The status of older human assemblies is that they were less accurate assemblies than CHRh38/hg38, but the overall total content is still about the same. The major difference is that more of the unplaced scaffolds were integrated into the primary chromosomes and a few misassembled regions were resolved (this was in a higher volume between the very early releases, then tapered off, and hg38 is considered “done” by most).

People still use CHRh37/hg19 (the prior major human release) for analysis.

Then, CHRh38/hg38 is about the same as HUMAN CHM13 2.0 (T2T Consortium). The 2T2 release has repeats exposed, and the telomeres sequenced and exposed (scroll down to Q&A). The latter is the “new” part. UCSC maps most annotation from hg38 onto the 2T2 assembly, instead of recreating it from scratch.

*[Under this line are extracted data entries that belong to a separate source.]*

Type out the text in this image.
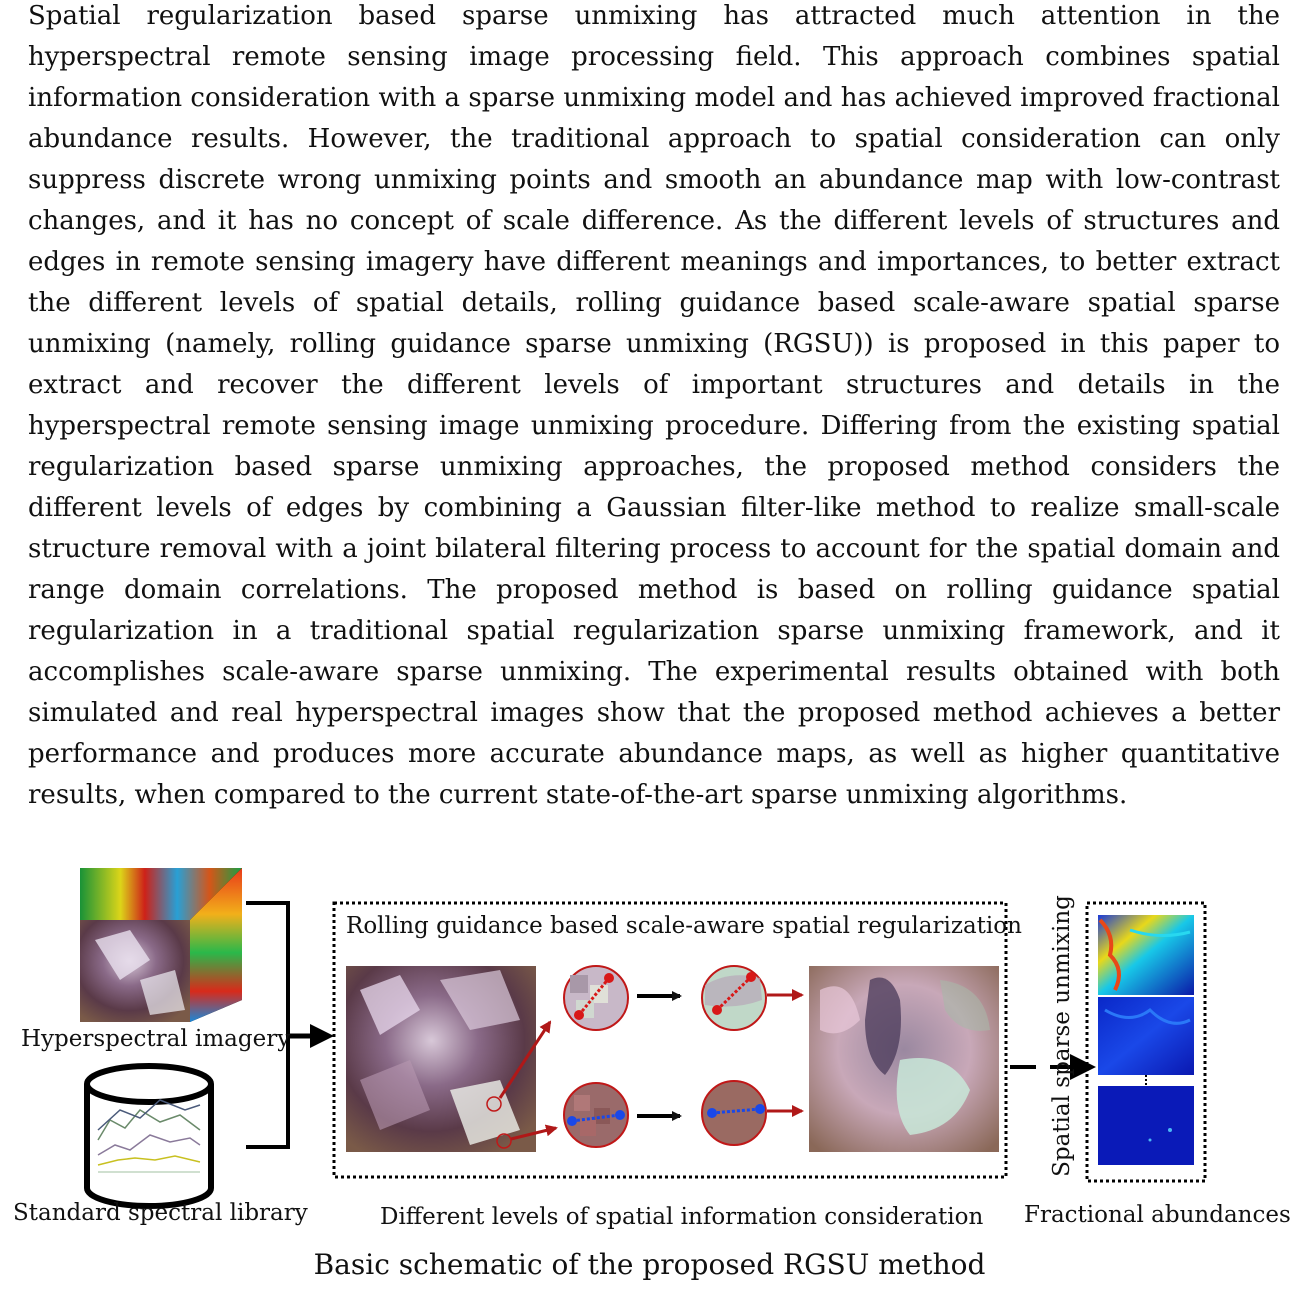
Spatial regularization based sparse unmixing has attracted much attention in the hyperspectral remote sensing image processing field. This approach combines spatial information consideration with a sparse unmixing model and has achieved improved fractional abundance results. However, the traditional approach to spatial consideration can only suppress discrete wrong unmixing points and smooth an abundance map with low-contrast changes, and it has no concept of scale difference. As the different levels of structures and edges in remote sensing imagery have different meanings and importances, to better extract the different levels of spatial details, rolling guidance based scale-aware spatial sparse unmixing (namely, rolling guidance sparse unmixing (RGSU)) is proposed in this paper to extract and recover the different levels of important structures and details in the hyperspectral remote sensing image unmixing procedure. Differing from the existing spatial regularization based sparse unmixing approaches, the proposed method considers the different levels of edges by combining a Gaussian filter-like method to realize small-scale structure removal with a joint bilateral filtering process to account for the spatial domain and range domain correlations. The proposed method is based on rolling guidance spatial regularization in a traditional spatial regularization sparse unmixing framework, and it accomplishes scale-aware sparse unmixing. The experimental results obtained with both simulated and real hyperspectral images show that the proposed method achieves a better performance and produces more accurate abundance maps, as well as higher quantitative results, when compared to the current state-of-the-art sparse unmixing algorithms.

Hyperspectral imagery
Standard spectral library
Rolling guidance based scale-aware spatial regularization
Different levels of spatial information consideration
Spatial sparse unmixing
Fractional abundances
Basic schematic of the proposed RGSU method
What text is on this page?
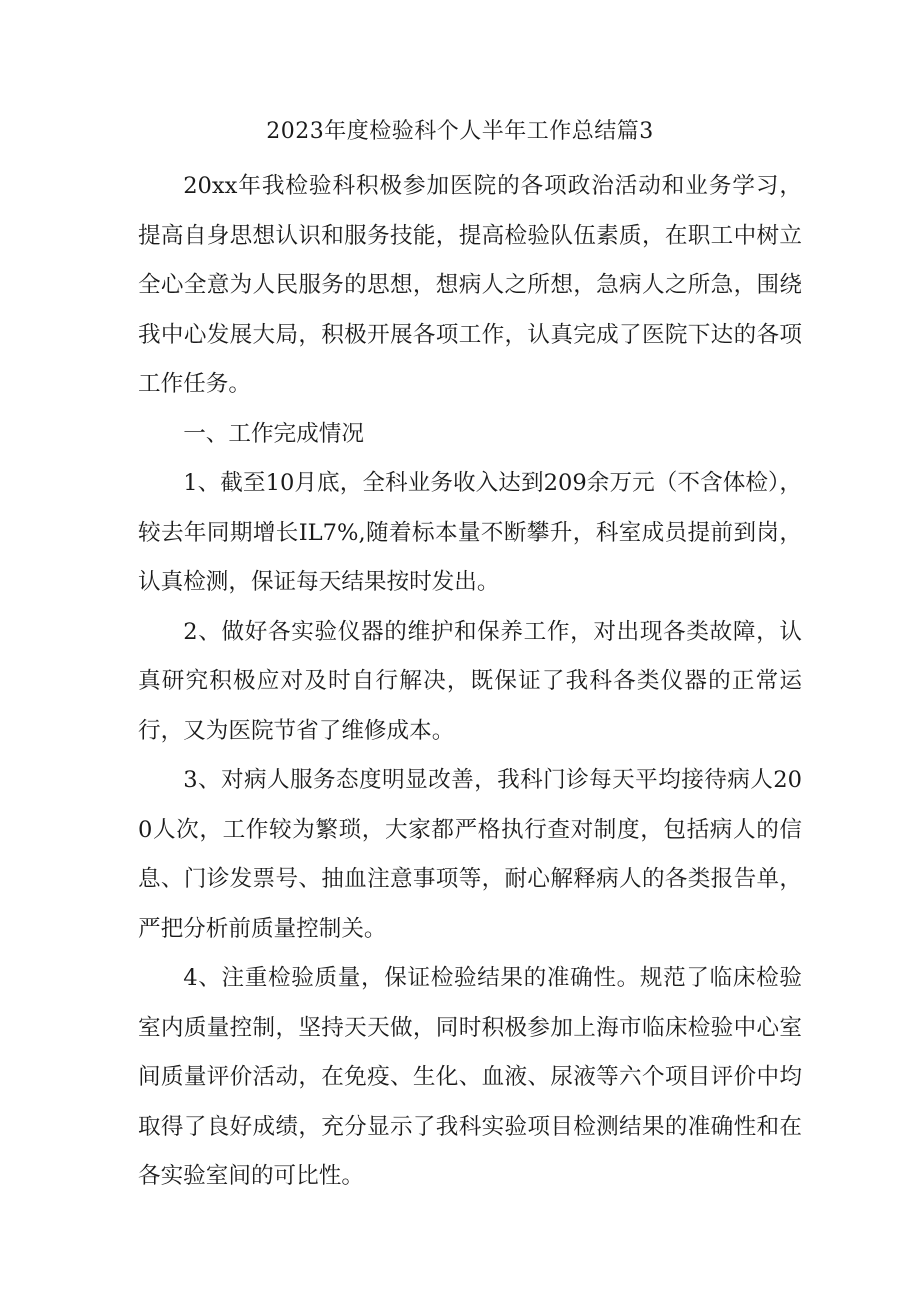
2023年度检验科个人半年工作总结篇3

20xx年我检验科积极参加医院的各项政治活动和业务学习，提高自身思想认识和服务技能，提高检验队伍素质，在职工中树立全心全意为人民服务的思想，想病人之所想，急病人之所急，围绕我中心发展大局，积极开展各项工作，认真完成了医院下达的各项工作任务。

一、工作完成情况

1、截至10月底，全科业务收入达到209余万元（不含体检），较去年同期增长IL7%,随着标本量不断攀升，科室成员提前到岗，认真检测，保证每天结果按时发出。

2、做好各实验仪器的维护和保养工作，对出现各类故障，认真研究积极应对及时自行解决，既保证了我科各类仪器的正常运行，又为医院节省了维修成本。

3、对病人服务态度明显改善，我科门诊每天平均接待病人200人次，工作较为繁琐，大家都严格执行查对制度，包括病人的信息、门诊发票号、抽血注意事项等，耐心解释病人的各类报告单，严把分析前质量控制关。

4、注重检验质量，保证检验结果的准确性。规范了临床检验室内质量控制，坚持天天做，同时积极参加上海市临床检验中心室间质量评价活动，在免疫、生化、血液、尿液等六个项目评价中均取得了良好成绩，充分显示了我科实验项目检测结果的准确性和在各实验室间的可比性。
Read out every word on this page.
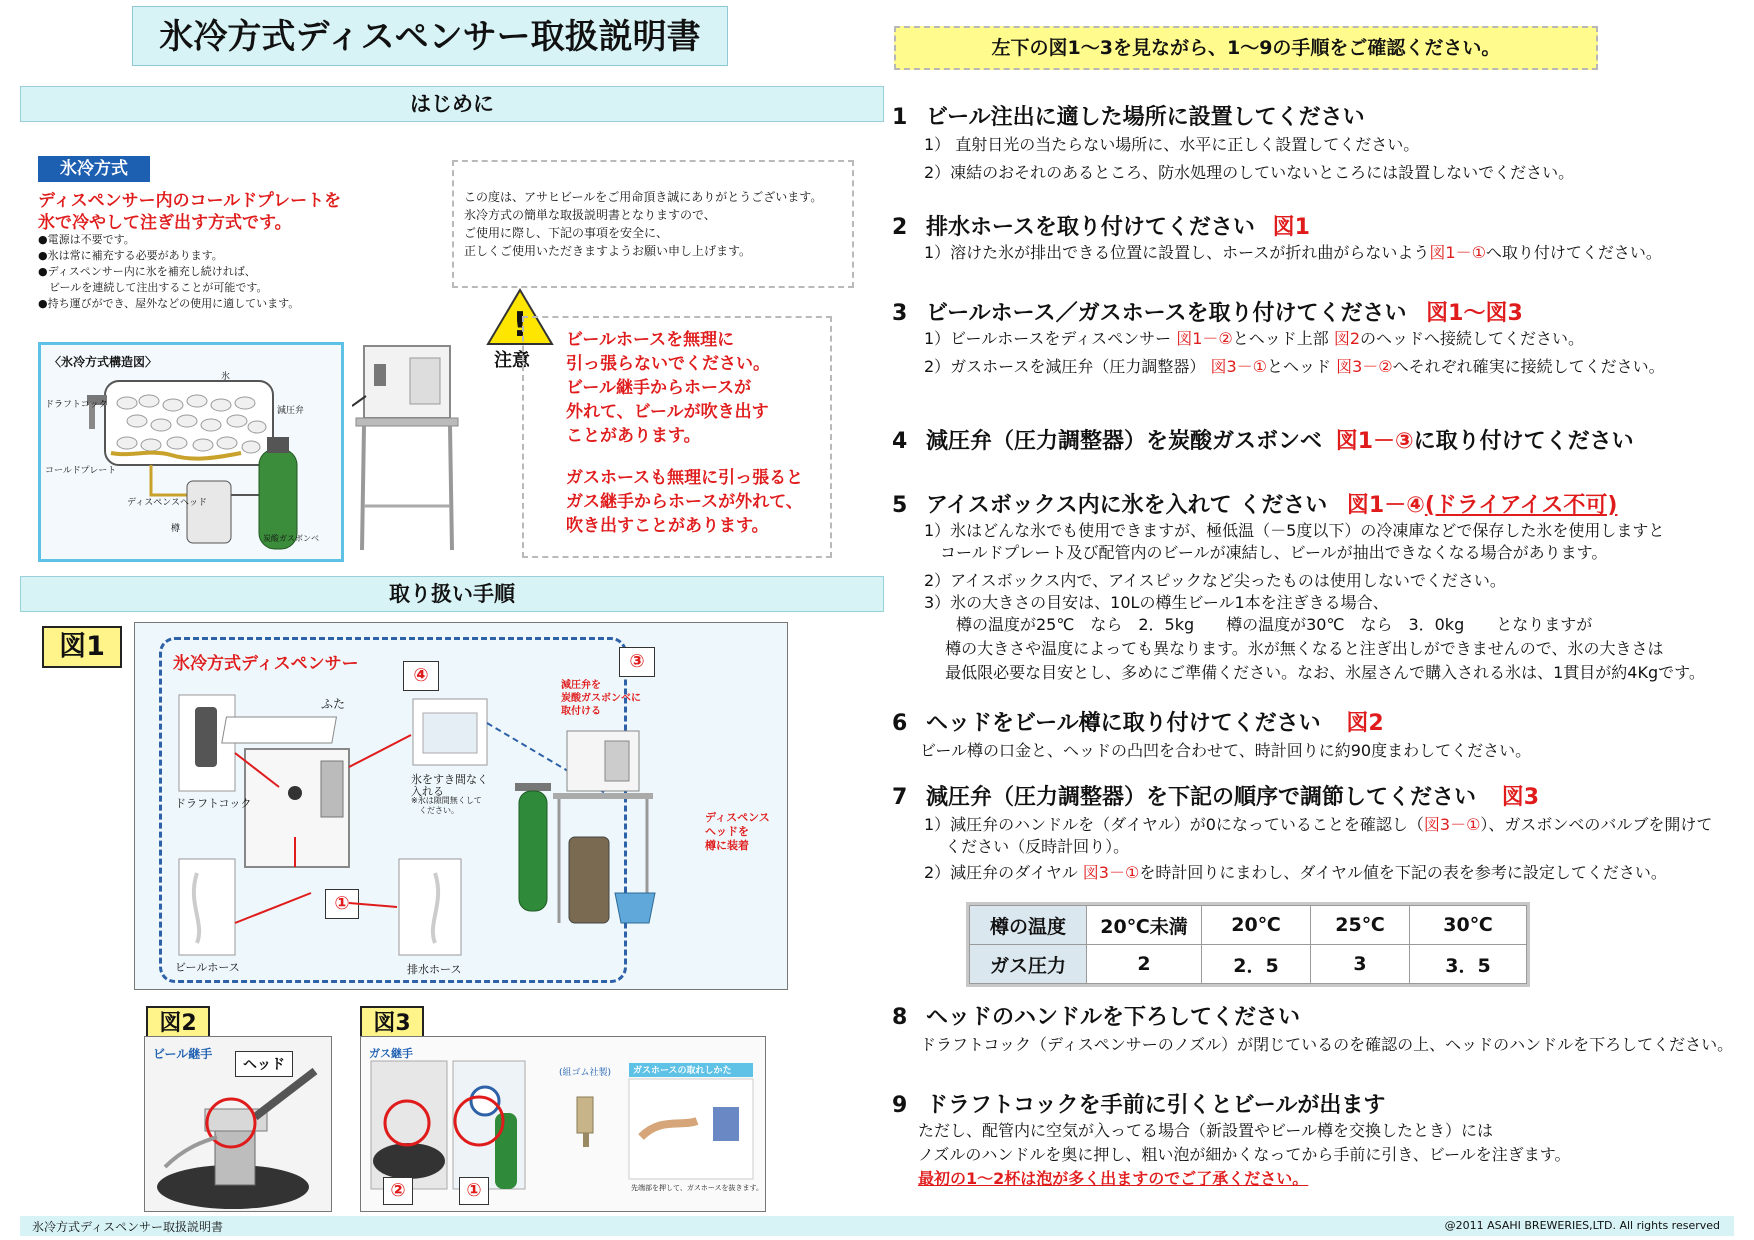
氷冷方式ディスペンサー取扱説明書
はじめに
氷冷方式
ディスペンサー内のコールドプレートを
氷で冷やして注ぎ出す方式です。
●電源は不要です。
●氷は常に補充する必要があります。
●ディスペンサー内に氷を補充し続ければ、
　ビールを連続して注出することが可能です。
●持ち運びができ、屋外などの使用に適しています。
この度は、アサヒビールをご用命頂き誠にありがとうございます。
氷冷方式の簡単な取扱説明書となりますので、
ご使用に際し、下記の事項を安全に、
正しくご使用いただきますようお願い申し上げます。
〈氷冷方式構造図〉
ドラフトコック
氷
減圧弁
コールドプレート
ディスペンスヘッド
樽
炭酸ガスボンベ
!
注意
ビールホースを無理に
引っ張らないでください。
ビール継手からホースが
外れて、ビールが吹き出す
ことがあります。
ガスホースも無理に引っ張ると
ガス継手からホースが外れて、
吹き出すことがあります。
取り扱い手順
図1
氷冷方式ディスペンサー
④
③
①
ふた
ドラフトコック
氷をすき間なく
入れる
※氷は隙間無くして
ください。
ビールホース	排水ホース
減圧弁を
炭酸ガスボンベに
取付ける
ディスペンス
ヘッドを
樽に装着
図2
ビール継手
ヘッド
図3
ガス継手
(組ゴム社製)	ガスホースの取れしかた
先端部を押して、ガスホースを抜きます。
②	①
左下の図1～3を見ながら、1～9の手順をご確認ください。
1 ビール注出に適した場所に設置してください
1） 直射日光の当たらない場所に、水平に正しく設置してください。
2）凍結のおそれのあるところ、防水処理のしていないところには設置しないでください。
2 排水ホースを取り付けてください 図1
1）溶けた氷が排出できる位置に設置し、ホースが折れ曲がらないよう図1－①へ取り付けてください。
3 ビールホース／ガスホースを取り付けてください 図1～図3
1）ビールホースをディスペンサー 図1－②とヘッド上部 図2のヘッドへ接続してください。
2）ガスホースを減圧弁（圧力調整器） 図3－①とヘッド 図3－②へそれぞれ確実に接続してください。
4 減圧弁（圧力調整器）を炭酸ガスボンベ 図1－③に取り付けてください
5 アイスボックス内に氷を入れて ください 図1－④(ドライアイス不可)
1）氷はどんな氷でも使用できますが、極低温（－5度以下）の冷凍庫などで保存した氷を使用しますと
　コールドプレート及び配管内のビールが凍結し、ビールが抽出できなくなる場合があります。
2）アイスボックス内で、アイスピックなど尖ったものは使用しないでください。
3）氷の大きさの目安は、10Lの樽生ビール1本を注ぎきる場合、
　　樽の温度が25℃　なら　2．5kg　　樽の温度が30℃　なら　3．0kg　　となりますが
　 樽の大きさや温度によっても異なります。氷が無くなると注ぎ出しができませんので、氷の大きさは
　 最低限必要な目安とし、多めにご準備ください。なお、氷屋さんで購入される氷は、1貫目が約4Kgです。
6 ヘッドをビール樽に取り付けてください 図2
ビール樽の口金と、ヘッドの凸凹を合わせて、時計回りに約90度まわしてください。
7 減圧弁（圧力調整器）を下記の順序で調節してください 図3
1）減圧弁のハンドルを（ダイヤル）が0になっていることを確認し（図3－①）、ガスボンベのバルブを開けて
　 ください（反時計回り）。
2）減圧弁のダイヤル 図3－①を時計回りにまわし、ダイヤル値を下記の表を参考に設定してください。
樽の温度	20℃未満	20℃	25℃	30℃
ガス圧力	2	2．5	3	3．5
8 ヘッドのハンドルを下ろしてください
ドラフトコック（ディスペンサーのノズル）が閉じているのを確認の上、ヘッドのハンドルを下ろしてください。
9 ドラフトコックを手前に引くとビールが出ます
ただし、配管内に空気が入ってる場合（新設置やビール樽を交換したとき）には
ノズルのハンドルを奥に押し、粗い泡が細かくなってから手前に引き、ビールを注ぎます。
最初の1～2杯は泡が多く出ますのでご了承ください。
氷冷方式ディスペンサー取扱説明書	@2011 ASAHI BREWERIES,LTD. All rights reserved
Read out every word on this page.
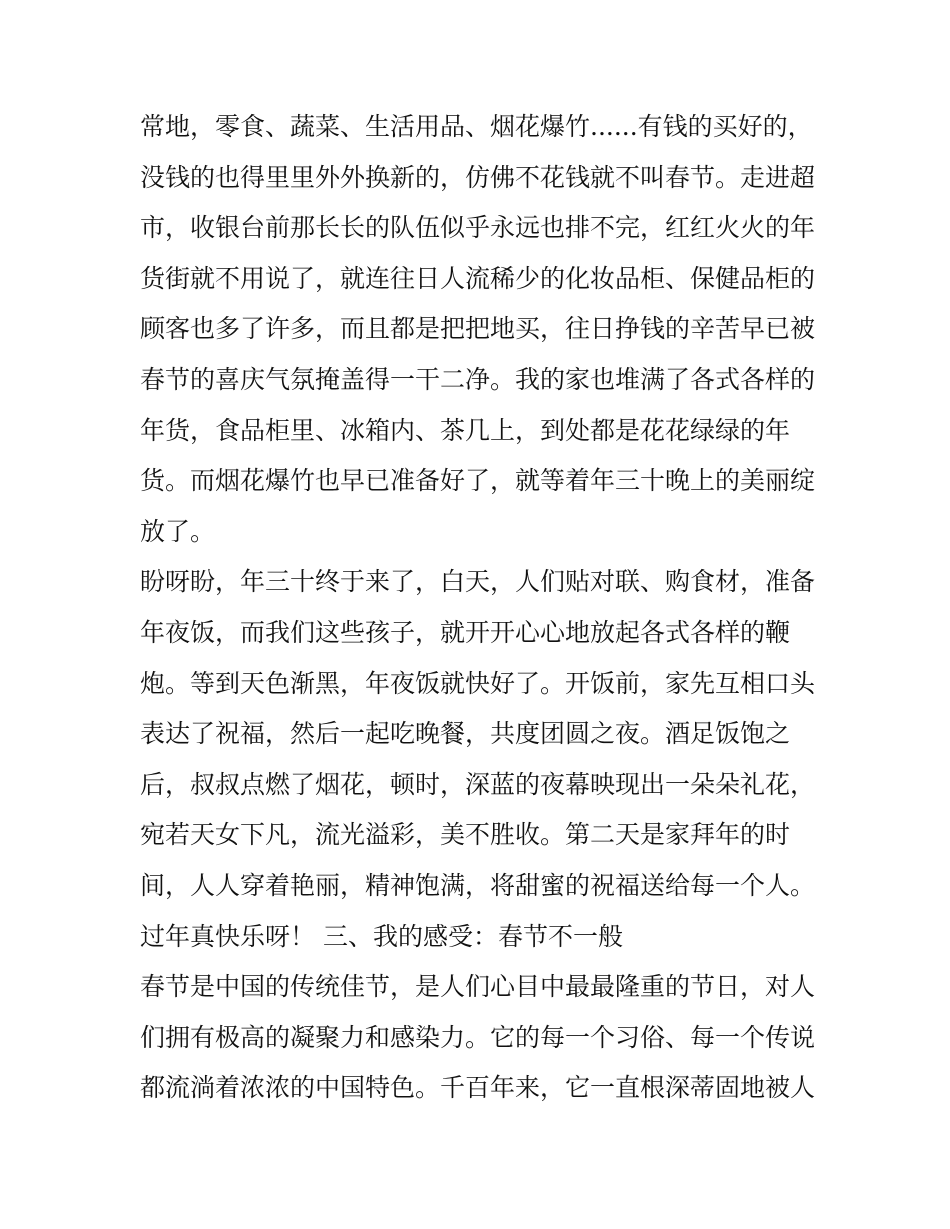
常地，零食、蔬菜、生活用品、烟花爆竹......有钱的买好的，

没钱的也得里里外外换新的，仿佛不花钱就不叫春节。走进超

市，收银台前那长长的队伍似乎永远也排不完，红红火火的年

货街就不用说了，就连往日人流稀少的化妆品柜、保健品柜的

顾客也多了许多，而且都是把把地买，往日挣钱的辛苦早已被

春节的喜庆气氛掩盖得一干二净。我的家也堆满了各式各样的

年货，食品柜里、冰箱内、茶几上，到处都是花花绿绿的年

货。而烟花爆竹也早已准备好了，就等着年三十晚上的美丽绽

放了。

盼呀盼，年三十终于来了，白天，人们贴对联、购食材，准备

年夜饭，而我们这些孩子，就开开心心地放起各式各样的鞭

炮。等到天色渐黑，年夜饭就快好了。开饭前，家先互相口头

表达了祝福，然后一起吃晚餐，共度团圆之夜。酒足饭饱之

后，叔叔点燃了烟花，顿时，深蓝的夜幕映现出一朵朵礼花，

宛若天女下凡，流光溢彩，美不胜收。第二天是家拜年的时

间，人人穿着艳丽，精神饱满，将甜蜜的祝福送给每一个人。

过年真快乐呀！ 三、我的感受：春节不一般

春节是中国的传统佳节，是人们心目中最最隆重的节日，对人

们拥有极高的凝聚力和感染力。它的每一个习俗、每一个传说

都流淌着浓浓的中国特色。千百年来，它一直根深蒂固地被人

So, given that context, the question here

would not be exactly true. Reads mapping to any of these human assemblies are probably baseline “human”, or at least present in the humans sampled for these assemblies.

For more context, you could explore the exact differences. The changes between assemblies are all logged here → Genome - NCBI - NLM. UCSC also has a summary from a top level perspective here → https://genome.ucsc.edu/cgi-bin/hgGateway (go to a genome, then scroll down to review the Assembly Summary).

I don’t understand the details about your suspect species well enough to discuss why these reads are mapping to both Klebsiella and older Human assemblies. As a guess, very short hits? contamination? artifact? All seem possible but this would be more likely to be in the older assemblies (and the detailed assembly updates would note if found/removed and which coordinates).

In short, I wouldn’t expect contamination events to be present in the CHRh38/hg38 or T2T assemblies. Using these for screening seems like a good idea. :slight_smile:

I guess I should have used an exact example, and not trying to make a generic question. So this is related to the Naegleria Fowleri that appears to be in my samples. From what I have read, this species has about 30% similarity to human dna.

So if I take my trimmed reads Q20 with adapters removed 2x150, I use HISAT2 with default settings using the T2T reference. I’m assuming this “should” suffice for my host removal process. Then I map my reads to Naegleria Fowleri reference, and assemble with Metaspades.

I take some of the contigs and paste them into the Web NCBI Blast, if I just look at Naegleria Fowleri, I’m generally 100% alignment with 98+% match, yet often it will match a human reference mostly about 25 years old (so before Hg19, Hg38, T2T) that show a slightly higher score.

I have noticed that when blasting contigs, my assembled contigs are very close to the accession length showed in the Blast results, sometimes slightly longer. Whereas the human matches are just very short stretches of a much longer accession length.

I agree that it was probably contamination in the earlier assemblies!

All that sounds like you were able to remove the contamination with evidence of correctness. The short stretches are probably that 30% reported.

I’m really glad you are making progress with this! All of the basic logic seems sound to me.